Yorke didn’t get any questions. Instead, a stunned silence settled over the room. Because the monologue had completely taken it out of him, he was glad to sit back down beside the HOLMES 2 operative who was typing so fast that Yorke wondered if the computer was actually able to keep up with her.
‘Long story short then,’ Rosset said, ‘We stop this monster before he does any more damage. Assignments are pinned to the board, but I just want to go through a few priorities. Dr Martin Adams, pioneer of HASD, will be with us by mid-afternoon. Kim, you’re rolling out the red carpet. Make him welcome, his help may prove invaluable. Brian, I want you to do the ‘park duty’ today, quiz as many of those dog-walkers as you can, take the new image of Mayers – we need more witnesses. All it takes is for one person to have seen our doctor catch a particular bus and the fuse is lit. Ronnie and Silvia, continue through your list of therapists that Bernard has seen over the years. Dr Louis Mayers is a therapist, or at least, believes himself to be one. Where is he most likely to be finding these patients with traumatic experiences? If he isn’t still practising under a new identity himself, he is mo
st certainly getting inside information to identify targets. There are, of course, countless other priorities; hence, the reason that I have made the word budget obsolete this week.’
After answering several questions, Rosset thanked his captive audience, and led Yorke back through to his office. On the way, Yorke decided it was time to share Robert Brislane’s disappearance. He began with an excuse, which was partly true. ‘For complete transparency, I want to share something else that I’ve been looking into over the last couple of days. I wanted to ensure it was relevant before complicating your already complicated investigation further.

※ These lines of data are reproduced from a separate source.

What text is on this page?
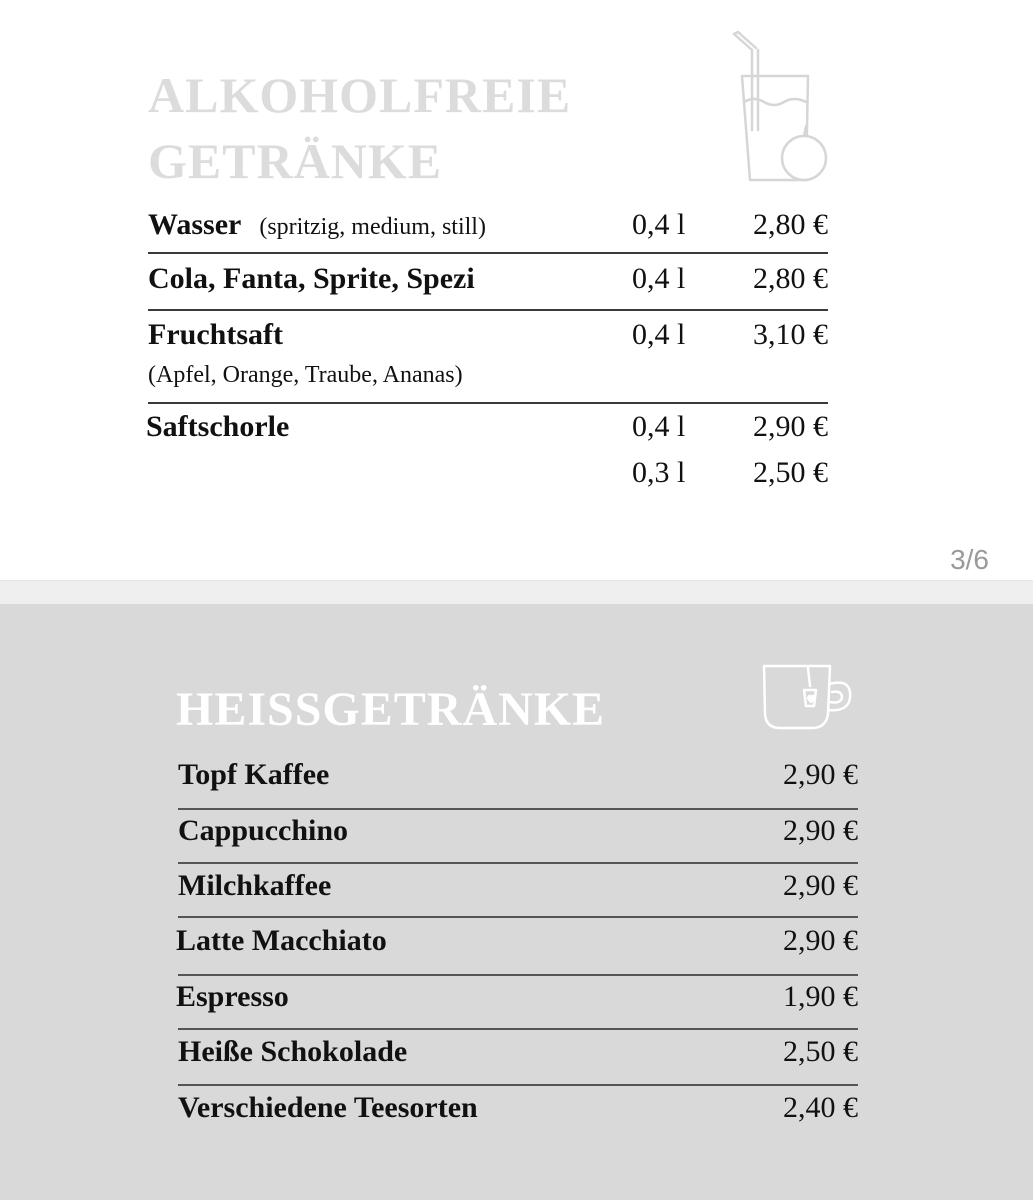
ALKOHOLFREIE
GETRÄNKE
Wasser (spritzig, medium, still)	0,4 l 2,80 €
Cola, Fanta, Sprite, Spezi	0,4 l 2,80 €
Fruchtsaft
(Apfel, Orange, Traube, Ananas)
0,4 l 3,10 €
Saftschorle	0,4 l 2,90 €
0,3 l 2,50 €
3/6
HEISSGETRÄNKE
Topf Kaffee	2,90 €
Cappucchino	2,90 €
Milchkaffee	2,90 €
Latte Macchiato	2,90 €
Espresso	1,90 €
Heiße Schokolade	2,50 €
Verschiedene Teesorten	2,40 €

Someone went missing, someone who was searching for DI Mark Topham.’
Rosset stopped and turned to look at Yorke. ‘Mark Topham. Murder suspect?’
‘Yes,’ Yorke said, sighing. ‘Complicated, you see.’
Rosset raised an eyebrow. ‘Complicated because Mayers killed his lover?’
‘Yes,’ Yorke said, feeling himself reddening.
‘So, do you know where he is?’
‘Of course not, sir. I’d be no use to anyone in jail.’
‘Do you blame me for asking? After that revelation?’
‘I’m not here looking for Mark Topham, sir, I’m here to help you. Obviously, if I find him, I’ll do my duty. For what it’s worth, I think he’s dead. But I have become interested in the private investigator looking for Topham. He disappeared, and the investigation has been a disaster. I believe he might be dead, but I do not believe it was down to Mayers. I want to be transparent with you, sir, but I believe you’re making good use of your resources at this time.’
Yorke’s phone started to ring. He pulled it out of his pocket and looked at the screen. It was Breaker.
‘Sorry, sir,’ Yorke said to Rosset, and answered the phone.
Rosset, clearly irritated, shrugged.
‘Sir … unbelievable. You have the Midas touch!’ Breaker said.